Thursday, May 22, 2014

Correlation between prosocial behavior and computer game playing

Here's what seems to me a a slightly counter-intuitive result. Numerous studies have a noted a correlation between playing violent computer games and less prosocial behavior, and studies of games involving cooperation correlate with more prosocial behaviors. Most of these studies have observed behaviors immediately after palying the games. Mengel takes a more neutral approach and simply asks whether there is a correlation between average daily time spent playing any sort of computer game and prosocial behavior assayed with the Prisoner's dilemma game over 10 different periods, with participating students also reporting on their daily computer use. They find the average cooperation rate is positively correlated with the self-reported amount of time participants spend playing computer games.
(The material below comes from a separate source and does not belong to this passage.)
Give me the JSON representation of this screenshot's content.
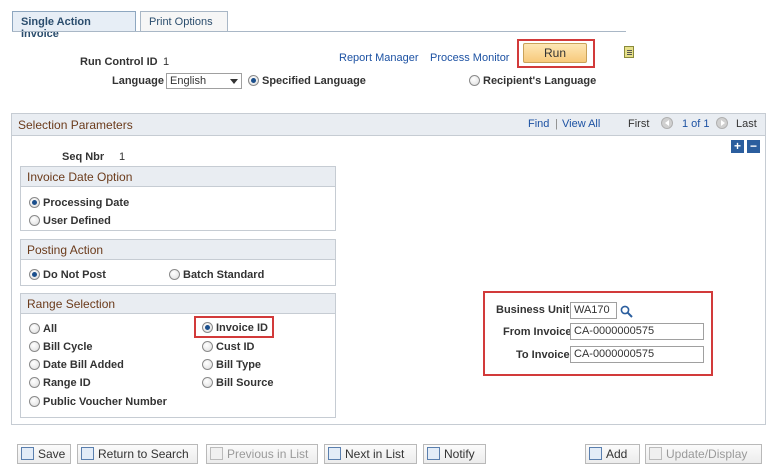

None of the other computer time use variables (including time spent on social media, browsing internet, working etc.) are significantly related to cooperation rates.  (So...either cooperative students are more likely to spend a lot of time on computer games, or computer games enhance cooperative behavior... or... neither of the above.)

1 comment:

  1. Not sure this is prosocial - gamers seek out and refine strategies for success (as defined in a given game) over repeated plays.

    For an iterated prisoner's dilemma, a gamer might be more likely than a non-gamer to fix upon a win-stay, low-shift strategy that maximizes overall return (c.f.'s_dilemma#Emergence_of_Stable_Strategies).

    Just as interesting a finding but I don't think it means gamers necessarily love cooperating more than others!